Heterogeneous evolution of lattice defects leading to high strength and high ductility in harmonic structure materials through atomic and dislocation simulations

Abstract

Core–shell harmonic structure materials, in which coarse grains (core regions) are surrounded by many fine grains (shell region), have excellent mechanical properties, particularly, the coexistence of high strength and ductility. We use atomic and dislocation simulations to investigate the mechanism of the excellent mechanical properties. The harmonic structures are modeled simply while maintaining the three main characteristics of harmonic structure materials: heterogeneous distributed strength, interfaces between the core and shell regions, and shell region network. Based on the synergistic effect of the coexistence of core and shell regions, which is caused by the heterogeneous evolution of lattice defects near the core–shell interface as obtained in atomic and dislocation simulations, a possible mechanism providing high strength and ductility of the harmonic structure materials is discussed.
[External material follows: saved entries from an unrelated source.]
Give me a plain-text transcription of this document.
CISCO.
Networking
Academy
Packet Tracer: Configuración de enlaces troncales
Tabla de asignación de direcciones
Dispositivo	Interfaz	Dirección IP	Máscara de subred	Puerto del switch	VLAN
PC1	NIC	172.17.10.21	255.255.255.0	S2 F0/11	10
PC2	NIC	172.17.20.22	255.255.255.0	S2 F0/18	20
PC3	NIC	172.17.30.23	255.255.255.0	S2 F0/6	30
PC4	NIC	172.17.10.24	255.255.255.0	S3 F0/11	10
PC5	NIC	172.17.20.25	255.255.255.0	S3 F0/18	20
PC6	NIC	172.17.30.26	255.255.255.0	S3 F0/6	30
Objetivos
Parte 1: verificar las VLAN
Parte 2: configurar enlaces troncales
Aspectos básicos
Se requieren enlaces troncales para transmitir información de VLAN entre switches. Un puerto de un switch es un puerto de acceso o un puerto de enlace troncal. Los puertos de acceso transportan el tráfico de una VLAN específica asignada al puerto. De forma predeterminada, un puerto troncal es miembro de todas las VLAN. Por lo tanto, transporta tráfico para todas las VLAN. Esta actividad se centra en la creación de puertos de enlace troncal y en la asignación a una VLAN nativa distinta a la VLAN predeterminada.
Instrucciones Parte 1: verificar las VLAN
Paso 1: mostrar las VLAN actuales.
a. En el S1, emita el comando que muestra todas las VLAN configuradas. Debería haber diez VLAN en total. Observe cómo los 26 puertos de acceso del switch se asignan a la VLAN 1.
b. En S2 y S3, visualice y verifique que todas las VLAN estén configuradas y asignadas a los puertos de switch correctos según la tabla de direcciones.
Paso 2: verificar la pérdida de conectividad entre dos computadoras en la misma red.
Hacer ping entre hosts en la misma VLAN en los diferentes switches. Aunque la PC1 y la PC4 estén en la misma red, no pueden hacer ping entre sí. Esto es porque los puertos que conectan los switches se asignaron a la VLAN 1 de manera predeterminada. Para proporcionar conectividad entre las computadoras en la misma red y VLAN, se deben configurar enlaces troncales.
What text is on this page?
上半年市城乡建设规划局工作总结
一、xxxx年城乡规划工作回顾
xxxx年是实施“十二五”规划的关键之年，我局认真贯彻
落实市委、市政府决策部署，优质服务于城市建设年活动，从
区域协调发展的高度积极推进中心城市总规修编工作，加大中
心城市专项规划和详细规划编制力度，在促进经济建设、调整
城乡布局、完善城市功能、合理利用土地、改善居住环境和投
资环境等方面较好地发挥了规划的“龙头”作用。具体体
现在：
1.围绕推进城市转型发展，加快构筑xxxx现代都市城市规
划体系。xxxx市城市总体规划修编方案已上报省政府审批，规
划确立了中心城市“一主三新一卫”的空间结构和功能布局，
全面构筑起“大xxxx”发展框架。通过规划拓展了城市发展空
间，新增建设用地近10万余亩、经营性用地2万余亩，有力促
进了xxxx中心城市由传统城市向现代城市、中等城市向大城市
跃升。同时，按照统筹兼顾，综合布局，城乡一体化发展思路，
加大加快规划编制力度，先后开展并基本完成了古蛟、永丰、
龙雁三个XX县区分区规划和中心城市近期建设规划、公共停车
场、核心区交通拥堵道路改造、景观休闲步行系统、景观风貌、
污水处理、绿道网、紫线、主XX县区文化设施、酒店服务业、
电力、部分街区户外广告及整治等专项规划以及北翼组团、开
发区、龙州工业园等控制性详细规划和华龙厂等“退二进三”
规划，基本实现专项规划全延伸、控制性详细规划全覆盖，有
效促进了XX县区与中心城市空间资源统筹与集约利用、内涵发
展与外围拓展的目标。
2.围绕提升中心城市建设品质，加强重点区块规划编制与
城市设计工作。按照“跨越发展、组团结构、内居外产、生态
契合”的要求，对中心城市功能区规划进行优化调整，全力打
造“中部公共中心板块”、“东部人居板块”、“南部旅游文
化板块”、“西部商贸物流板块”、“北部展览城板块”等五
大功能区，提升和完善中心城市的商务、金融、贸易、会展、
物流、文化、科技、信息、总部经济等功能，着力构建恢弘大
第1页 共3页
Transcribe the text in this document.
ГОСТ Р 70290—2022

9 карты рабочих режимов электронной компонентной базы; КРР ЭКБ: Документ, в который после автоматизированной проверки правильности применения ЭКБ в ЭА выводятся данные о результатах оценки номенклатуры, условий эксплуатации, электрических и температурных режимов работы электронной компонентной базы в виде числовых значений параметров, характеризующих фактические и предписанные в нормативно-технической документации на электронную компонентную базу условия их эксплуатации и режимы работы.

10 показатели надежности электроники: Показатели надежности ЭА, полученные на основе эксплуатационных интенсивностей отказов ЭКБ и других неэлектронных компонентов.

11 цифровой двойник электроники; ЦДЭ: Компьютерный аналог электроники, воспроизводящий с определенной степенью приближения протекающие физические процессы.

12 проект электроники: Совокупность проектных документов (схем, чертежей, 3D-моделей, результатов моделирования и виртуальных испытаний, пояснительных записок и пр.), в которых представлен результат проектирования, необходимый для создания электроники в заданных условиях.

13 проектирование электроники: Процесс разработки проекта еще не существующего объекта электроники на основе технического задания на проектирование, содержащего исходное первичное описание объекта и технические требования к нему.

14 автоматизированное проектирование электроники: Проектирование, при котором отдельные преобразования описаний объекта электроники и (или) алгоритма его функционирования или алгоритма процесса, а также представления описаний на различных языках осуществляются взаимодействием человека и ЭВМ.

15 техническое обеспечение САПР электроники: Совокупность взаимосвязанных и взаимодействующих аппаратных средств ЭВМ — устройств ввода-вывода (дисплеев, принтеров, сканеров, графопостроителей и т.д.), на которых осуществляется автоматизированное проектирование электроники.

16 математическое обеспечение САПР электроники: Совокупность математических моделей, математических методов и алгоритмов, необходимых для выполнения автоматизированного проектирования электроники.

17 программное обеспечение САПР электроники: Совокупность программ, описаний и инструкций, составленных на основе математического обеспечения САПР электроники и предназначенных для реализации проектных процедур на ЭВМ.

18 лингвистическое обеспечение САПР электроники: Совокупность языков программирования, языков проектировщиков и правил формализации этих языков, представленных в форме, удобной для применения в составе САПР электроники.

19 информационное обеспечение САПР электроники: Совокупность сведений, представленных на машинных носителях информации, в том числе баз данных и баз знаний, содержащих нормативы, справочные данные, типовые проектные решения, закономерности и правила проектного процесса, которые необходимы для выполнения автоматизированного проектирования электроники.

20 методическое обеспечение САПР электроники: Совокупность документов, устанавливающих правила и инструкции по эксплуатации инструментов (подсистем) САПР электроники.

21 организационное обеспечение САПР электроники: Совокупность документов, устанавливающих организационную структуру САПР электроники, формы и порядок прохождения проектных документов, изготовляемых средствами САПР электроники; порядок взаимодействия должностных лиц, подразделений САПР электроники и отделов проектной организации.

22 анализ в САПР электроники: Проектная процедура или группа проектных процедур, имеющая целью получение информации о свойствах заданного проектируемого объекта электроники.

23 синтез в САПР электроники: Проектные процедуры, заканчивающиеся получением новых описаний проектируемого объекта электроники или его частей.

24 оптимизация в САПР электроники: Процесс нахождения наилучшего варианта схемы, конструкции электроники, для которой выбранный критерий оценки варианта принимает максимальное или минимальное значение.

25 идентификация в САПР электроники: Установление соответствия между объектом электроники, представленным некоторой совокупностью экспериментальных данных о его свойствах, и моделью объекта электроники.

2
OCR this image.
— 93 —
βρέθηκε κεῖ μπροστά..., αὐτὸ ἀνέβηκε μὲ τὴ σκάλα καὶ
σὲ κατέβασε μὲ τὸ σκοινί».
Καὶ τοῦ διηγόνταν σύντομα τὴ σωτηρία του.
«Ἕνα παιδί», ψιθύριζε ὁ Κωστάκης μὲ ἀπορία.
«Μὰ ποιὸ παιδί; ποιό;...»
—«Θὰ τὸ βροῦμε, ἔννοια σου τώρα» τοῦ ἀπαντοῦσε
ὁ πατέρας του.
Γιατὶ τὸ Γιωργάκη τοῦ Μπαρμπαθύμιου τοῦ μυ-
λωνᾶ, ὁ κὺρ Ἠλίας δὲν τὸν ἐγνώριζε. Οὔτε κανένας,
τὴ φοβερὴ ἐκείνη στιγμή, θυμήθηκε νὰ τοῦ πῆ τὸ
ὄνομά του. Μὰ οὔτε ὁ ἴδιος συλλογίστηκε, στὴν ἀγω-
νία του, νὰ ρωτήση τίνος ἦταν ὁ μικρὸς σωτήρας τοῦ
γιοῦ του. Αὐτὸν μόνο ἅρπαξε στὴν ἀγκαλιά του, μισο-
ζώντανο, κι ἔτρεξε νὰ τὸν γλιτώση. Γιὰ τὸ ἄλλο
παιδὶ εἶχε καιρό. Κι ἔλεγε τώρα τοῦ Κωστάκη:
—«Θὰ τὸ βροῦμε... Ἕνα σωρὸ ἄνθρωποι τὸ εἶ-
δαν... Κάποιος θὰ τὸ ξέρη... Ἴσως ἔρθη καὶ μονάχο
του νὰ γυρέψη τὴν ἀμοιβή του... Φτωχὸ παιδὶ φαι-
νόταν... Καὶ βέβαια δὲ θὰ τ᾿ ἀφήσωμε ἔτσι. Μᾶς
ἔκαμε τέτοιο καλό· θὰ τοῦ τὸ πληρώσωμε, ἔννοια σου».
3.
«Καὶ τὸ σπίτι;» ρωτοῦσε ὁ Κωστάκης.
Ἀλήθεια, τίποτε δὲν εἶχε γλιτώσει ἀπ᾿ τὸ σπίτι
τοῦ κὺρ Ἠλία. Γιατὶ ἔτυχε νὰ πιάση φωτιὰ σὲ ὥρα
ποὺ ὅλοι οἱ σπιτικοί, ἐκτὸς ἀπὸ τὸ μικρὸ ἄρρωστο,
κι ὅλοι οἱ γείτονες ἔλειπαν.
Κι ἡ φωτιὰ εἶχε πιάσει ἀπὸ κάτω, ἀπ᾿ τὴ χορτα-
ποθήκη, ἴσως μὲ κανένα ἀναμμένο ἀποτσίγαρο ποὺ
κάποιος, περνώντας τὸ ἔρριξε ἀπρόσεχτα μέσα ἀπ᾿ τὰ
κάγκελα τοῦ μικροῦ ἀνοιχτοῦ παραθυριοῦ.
Plastic deformation starts from the core regions with lower strength and progresses to the shell region with higher strength. The core–shell interfaces act as a strong barrier for the plastic deformation propagation from the core to shell regions because of the back stress caused by the transmitted dislocations in the shell regions, which increase the dislocation density of the core regions in contact with the interface, resulting in increased strength and work-hardening rate in the core regions. The former contributes to the high strength of the harmonic structure materials and the latter can suppress the plastic instability of the shell regions, resulting in high ductility of the harmonic structure materials.